Ethiopian Mustard a New Crop for the Panhandle
Jim Marois, Professor of Plant Pathology, NFREC-Quincy
Researchers at the UF/IFAS North Florida Research and Education Center (NFREC) are working on a new winter crop for the Southeast U.S. Ethiopian mustard, Brassica carinata is an oil seed crop that can be used to make an excellent biofuel.
Because Ethiopian mustard is a cool season crop, it could be grown in rotation with the traditional warm season crops grown in the region. The plant looks a lot like canola, with similar production techniques, planting in the fall and harvesting by April. Ethiopian mustard produces a unique oil that can quickly be converted to a 100 percent drop-in jet fuel.

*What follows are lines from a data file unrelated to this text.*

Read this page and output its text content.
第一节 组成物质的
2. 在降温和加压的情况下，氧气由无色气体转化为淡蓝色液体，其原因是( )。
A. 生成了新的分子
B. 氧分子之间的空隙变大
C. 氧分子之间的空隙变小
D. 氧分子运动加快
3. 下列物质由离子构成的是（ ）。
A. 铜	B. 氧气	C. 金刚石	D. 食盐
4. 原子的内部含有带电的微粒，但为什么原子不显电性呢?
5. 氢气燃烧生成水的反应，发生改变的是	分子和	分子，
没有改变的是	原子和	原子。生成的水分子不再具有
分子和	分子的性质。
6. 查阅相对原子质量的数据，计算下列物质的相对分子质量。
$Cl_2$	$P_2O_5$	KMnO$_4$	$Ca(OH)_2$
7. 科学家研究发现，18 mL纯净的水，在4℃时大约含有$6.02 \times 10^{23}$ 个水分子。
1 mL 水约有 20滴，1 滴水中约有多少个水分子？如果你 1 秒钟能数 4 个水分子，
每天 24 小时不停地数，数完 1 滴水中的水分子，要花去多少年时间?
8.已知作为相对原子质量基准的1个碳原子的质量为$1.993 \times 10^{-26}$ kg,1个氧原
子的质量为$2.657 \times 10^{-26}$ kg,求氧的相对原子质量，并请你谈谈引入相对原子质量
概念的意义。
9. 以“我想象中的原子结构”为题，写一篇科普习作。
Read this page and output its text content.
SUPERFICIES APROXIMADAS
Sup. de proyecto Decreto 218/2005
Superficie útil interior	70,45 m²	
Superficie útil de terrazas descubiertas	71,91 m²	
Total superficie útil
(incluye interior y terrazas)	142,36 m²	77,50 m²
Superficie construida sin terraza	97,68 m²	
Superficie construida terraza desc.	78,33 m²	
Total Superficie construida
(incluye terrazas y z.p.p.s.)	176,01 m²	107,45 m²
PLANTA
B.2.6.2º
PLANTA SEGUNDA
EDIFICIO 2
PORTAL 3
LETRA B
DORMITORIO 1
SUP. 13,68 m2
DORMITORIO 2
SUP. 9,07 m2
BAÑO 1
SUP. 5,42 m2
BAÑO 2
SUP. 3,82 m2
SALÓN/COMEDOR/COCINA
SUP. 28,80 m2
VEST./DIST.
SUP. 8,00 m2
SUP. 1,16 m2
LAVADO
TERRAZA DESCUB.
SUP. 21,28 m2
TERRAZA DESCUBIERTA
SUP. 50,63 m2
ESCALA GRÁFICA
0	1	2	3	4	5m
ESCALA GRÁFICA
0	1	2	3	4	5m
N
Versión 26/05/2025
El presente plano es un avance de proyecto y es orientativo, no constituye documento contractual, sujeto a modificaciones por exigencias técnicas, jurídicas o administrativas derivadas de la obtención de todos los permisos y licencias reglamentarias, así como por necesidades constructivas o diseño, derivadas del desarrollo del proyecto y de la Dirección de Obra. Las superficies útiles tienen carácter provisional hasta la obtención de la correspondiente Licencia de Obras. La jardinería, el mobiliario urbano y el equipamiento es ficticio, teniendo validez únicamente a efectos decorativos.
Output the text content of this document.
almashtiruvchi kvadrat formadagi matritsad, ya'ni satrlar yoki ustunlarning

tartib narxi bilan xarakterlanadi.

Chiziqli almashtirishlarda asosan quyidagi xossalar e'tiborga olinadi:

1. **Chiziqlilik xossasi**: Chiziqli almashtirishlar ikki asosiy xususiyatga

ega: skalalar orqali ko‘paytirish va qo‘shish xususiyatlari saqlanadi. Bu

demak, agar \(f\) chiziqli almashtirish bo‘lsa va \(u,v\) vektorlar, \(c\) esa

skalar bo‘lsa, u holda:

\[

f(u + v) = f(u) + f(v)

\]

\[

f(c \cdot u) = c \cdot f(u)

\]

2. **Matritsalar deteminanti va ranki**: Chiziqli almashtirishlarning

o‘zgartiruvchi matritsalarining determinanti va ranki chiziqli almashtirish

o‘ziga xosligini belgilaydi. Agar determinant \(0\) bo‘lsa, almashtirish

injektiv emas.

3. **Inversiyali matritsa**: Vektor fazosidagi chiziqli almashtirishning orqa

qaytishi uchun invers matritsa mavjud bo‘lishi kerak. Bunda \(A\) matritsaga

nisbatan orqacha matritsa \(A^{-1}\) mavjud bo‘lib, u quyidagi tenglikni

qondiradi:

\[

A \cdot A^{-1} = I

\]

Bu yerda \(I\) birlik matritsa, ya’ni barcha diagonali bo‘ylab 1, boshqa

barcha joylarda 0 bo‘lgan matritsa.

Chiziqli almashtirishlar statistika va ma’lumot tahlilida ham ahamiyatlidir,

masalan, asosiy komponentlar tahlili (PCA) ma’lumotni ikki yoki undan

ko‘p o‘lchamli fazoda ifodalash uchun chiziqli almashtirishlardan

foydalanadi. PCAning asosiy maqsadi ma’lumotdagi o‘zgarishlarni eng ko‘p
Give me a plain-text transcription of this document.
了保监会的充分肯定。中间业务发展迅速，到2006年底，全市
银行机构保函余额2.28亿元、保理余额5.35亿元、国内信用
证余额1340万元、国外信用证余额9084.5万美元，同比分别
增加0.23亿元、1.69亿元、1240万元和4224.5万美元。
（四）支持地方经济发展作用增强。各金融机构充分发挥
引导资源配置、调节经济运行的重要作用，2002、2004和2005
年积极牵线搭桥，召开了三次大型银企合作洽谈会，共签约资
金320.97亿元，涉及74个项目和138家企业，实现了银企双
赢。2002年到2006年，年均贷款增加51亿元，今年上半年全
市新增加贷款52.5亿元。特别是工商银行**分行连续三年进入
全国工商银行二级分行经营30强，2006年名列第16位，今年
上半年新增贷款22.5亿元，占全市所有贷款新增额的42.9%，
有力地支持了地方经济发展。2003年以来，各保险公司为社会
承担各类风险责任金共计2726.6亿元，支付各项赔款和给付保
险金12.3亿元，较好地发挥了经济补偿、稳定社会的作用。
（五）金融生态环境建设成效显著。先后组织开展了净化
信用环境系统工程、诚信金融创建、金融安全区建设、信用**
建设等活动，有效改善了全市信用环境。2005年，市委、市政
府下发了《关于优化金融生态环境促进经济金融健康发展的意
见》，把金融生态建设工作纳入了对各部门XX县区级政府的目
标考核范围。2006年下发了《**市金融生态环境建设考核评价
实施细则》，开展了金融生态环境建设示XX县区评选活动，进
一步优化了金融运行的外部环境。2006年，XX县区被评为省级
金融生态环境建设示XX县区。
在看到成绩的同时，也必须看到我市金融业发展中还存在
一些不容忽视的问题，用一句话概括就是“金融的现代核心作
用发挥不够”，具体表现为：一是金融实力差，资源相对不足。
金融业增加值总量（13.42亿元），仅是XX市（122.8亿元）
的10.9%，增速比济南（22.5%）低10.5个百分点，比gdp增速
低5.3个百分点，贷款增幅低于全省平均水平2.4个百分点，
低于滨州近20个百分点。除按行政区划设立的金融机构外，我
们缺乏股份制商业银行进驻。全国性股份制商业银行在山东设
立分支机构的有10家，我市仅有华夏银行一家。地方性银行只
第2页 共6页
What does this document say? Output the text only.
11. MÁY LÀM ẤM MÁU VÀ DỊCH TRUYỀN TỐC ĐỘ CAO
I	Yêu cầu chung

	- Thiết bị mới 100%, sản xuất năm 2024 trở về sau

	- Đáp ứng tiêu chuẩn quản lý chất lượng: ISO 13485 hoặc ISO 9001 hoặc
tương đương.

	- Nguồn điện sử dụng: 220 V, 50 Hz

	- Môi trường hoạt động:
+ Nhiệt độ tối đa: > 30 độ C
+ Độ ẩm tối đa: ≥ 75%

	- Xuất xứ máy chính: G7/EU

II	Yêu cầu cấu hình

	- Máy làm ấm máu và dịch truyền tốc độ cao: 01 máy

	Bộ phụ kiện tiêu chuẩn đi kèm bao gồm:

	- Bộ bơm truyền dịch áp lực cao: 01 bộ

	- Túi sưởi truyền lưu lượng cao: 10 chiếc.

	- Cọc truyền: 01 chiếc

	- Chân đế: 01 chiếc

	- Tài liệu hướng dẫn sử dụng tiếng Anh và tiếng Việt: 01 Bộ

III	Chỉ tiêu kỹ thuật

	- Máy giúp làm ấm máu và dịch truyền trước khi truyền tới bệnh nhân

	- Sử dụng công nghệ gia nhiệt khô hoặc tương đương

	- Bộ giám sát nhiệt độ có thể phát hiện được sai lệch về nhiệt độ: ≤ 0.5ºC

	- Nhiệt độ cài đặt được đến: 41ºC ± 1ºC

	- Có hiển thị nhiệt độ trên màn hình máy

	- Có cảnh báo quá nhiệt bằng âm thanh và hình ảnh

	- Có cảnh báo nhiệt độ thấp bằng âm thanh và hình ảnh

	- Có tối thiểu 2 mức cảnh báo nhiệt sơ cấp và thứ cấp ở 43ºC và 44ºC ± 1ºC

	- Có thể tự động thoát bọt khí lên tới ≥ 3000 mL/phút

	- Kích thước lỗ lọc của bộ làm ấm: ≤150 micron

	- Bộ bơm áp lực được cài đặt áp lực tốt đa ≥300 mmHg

NFREC Scientists have received several grants, one from the Florida Department of Agriculture and Consumer Services (FDACS), to develop it as a crop. They are cooperating with Applied Research Associates, an engineering firm in Panama City, for the fuel conversion technology, and Agrisoma Biosciences, a Canadian plant breeding firm, has developed the breeding lines. NFREC Scientists will be testing over 6000 lines at NFREC-Quincy this winter, and have contracted a 25 acre field plot with a farmer in Calhoun County. The goal is to identfy lines able to produce 200 gallons of fuel per acre. They are also looking at feeding the by-product press cake to cattle as a feed supplement. This research will be conducted at the feed efficiency facilities at NFREC-Marianna. NFREC Scientists are also interested in the possibility that Ethiopian mustard will improve soil conservation as a winter cover crop, and possibly even reduce nematodes the following season.
If successful, Ethiopian mustard could offer a new income stream to farmers in the Southeast. Especially since it can be grown on land that has traditionally been fallow, or used only for cover crops during the winter.